Having lived under Soviet rule, Hungarian Halmi may have had deep personal reasons for wanting to film this book, but one feels also that it may have just been next on the reading list. His films are technically well-made, usually well-rated, often Emmy-nominated -- and every one by definition is . . . a classic! They also play the usual Hollywood havoc with the text, cutting scenes and characters, pacing to account for ad breaks, ripping out a wall here, putting in a window there; they tend to make the subtle simple, which is not a good thing, and sometimes even substitute new themes more “relevant” or simply easier to grasp than the author’s. Halmi‘s Alice in Wonderland somehow became a story about overcoming the fear of singing in public. What’s that about?

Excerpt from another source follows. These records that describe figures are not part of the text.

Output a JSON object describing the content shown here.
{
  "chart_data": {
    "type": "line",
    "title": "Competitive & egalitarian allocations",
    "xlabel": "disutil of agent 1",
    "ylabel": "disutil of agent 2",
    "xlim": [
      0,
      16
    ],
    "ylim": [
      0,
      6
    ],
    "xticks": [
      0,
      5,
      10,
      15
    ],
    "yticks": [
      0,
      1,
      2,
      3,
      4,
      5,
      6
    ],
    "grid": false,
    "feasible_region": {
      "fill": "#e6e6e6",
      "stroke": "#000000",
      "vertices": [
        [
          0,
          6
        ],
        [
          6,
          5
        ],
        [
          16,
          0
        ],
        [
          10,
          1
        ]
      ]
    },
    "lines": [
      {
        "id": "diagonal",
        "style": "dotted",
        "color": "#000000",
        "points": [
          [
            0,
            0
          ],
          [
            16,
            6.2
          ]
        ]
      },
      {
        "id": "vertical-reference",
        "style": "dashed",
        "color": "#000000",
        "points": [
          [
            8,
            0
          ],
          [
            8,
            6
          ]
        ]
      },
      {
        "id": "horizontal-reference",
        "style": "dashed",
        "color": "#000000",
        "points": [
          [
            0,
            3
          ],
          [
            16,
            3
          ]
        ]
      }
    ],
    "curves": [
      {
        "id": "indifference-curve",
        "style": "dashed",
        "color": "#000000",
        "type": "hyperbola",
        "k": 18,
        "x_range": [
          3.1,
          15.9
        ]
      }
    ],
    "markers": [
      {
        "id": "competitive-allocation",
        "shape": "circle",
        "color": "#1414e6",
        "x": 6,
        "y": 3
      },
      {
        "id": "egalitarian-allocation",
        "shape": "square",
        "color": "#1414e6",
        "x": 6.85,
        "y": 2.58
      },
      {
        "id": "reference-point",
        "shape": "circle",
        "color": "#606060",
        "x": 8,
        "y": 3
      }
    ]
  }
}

For Animal Farm, the filmmakers have provided the happy ending Orwell somehow neglected to write, perhaps to ensure that any little kids watching -- it is a talking-animals movie, after all -- won‘t be too upset by the violence and the lies and the continuing exploitation of the working classes, will know that the doggy will be okay, the donkey will be fine. Bad piggy go away. Boxer did go to the g-l-u-e f-a-c-t-o-r-y, but there are some nice blond people coming in a nice car to fix things up. (Perhaps they’re a metaphor for capital investment in the post-Soviet East. Or not.) In another, stranger interpolation, the politburo pigs drag a television set into the barn to keep the worker animals occupied, hypnotized, pacified -- TV, the opiate of the masses. Present movie excepted, I would have to suppose they meant.